Existe uma lógica do processo de aprendizagem, uma sequência própria, existindo, na cabeça de cada aluno, uma rede de processos desencadeados que se movimenta nesse percurso, com sua lógica interna, contendo uma base psicológica das várias disciplinas.

Nesse aspecto, pode-se dizer que a aprendizagem, como uma experiência social, é um processo mediado pela utilização de instrumentos e pela apropriação de signos culturais, no qual cabe ao professor ajudar os alunos a organizar o pensamento e as ações e a internalizar os conhecimentos historicamente produzidos.

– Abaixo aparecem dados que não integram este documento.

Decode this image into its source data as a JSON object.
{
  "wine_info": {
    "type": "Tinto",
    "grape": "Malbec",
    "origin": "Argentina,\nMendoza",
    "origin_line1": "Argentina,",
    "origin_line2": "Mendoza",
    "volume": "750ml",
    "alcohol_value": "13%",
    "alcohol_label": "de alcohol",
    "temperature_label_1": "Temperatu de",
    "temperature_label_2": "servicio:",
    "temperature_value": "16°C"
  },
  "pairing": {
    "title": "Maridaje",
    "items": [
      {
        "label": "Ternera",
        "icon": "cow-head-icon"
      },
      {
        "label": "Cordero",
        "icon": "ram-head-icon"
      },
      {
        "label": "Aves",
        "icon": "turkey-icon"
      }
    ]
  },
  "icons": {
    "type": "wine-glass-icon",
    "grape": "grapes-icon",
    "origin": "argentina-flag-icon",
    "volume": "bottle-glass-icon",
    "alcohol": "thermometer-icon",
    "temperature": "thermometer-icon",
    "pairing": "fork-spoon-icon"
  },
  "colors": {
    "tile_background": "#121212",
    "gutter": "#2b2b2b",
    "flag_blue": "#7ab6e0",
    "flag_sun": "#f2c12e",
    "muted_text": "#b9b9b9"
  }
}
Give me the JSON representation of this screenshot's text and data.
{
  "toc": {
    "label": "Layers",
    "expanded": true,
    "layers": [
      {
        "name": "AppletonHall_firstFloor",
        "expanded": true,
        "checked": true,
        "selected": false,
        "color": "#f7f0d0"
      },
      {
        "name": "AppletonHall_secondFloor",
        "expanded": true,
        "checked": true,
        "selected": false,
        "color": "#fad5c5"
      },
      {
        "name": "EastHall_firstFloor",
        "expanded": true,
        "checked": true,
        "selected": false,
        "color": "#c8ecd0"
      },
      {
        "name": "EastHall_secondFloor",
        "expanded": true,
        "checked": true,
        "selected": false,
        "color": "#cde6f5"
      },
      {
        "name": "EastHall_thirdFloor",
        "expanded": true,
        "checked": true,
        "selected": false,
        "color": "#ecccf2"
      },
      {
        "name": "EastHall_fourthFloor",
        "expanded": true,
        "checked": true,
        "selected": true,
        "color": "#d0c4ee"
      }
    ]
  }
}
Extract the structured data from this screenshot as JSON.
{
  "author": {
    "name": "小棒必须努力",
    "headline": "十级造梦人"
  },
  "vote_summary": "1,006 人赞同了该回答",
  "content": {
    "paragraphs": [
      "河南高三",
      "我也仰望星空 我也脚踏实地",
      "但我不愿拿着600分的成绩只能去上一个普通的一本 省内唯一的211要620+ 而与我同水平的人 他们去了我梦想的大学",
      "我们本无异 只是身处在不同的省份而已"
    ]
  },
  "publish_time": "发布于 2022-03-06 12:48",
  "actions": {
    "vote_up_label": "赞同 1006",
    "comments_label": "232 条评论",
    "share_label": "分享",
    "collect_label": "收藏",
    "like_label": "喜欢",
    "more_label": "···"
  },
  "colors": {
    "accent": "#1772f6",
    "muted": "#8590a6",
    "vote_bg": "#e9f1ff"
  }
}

Essas considerações permitem inferir que o desenvolvimento das funções psíquicas superiores é necessariamente artificial, ou seja, se dá como artifício da cultura, decorre das possibilidades criadas nas atividades humanas, particularmente por meio da aprendizagem sistematizada pelo processo educacional, que tem a função de criar condições para que os estudantes apropriem-se dos conhecimentos científicos e teóricos elaborados ao longo da história.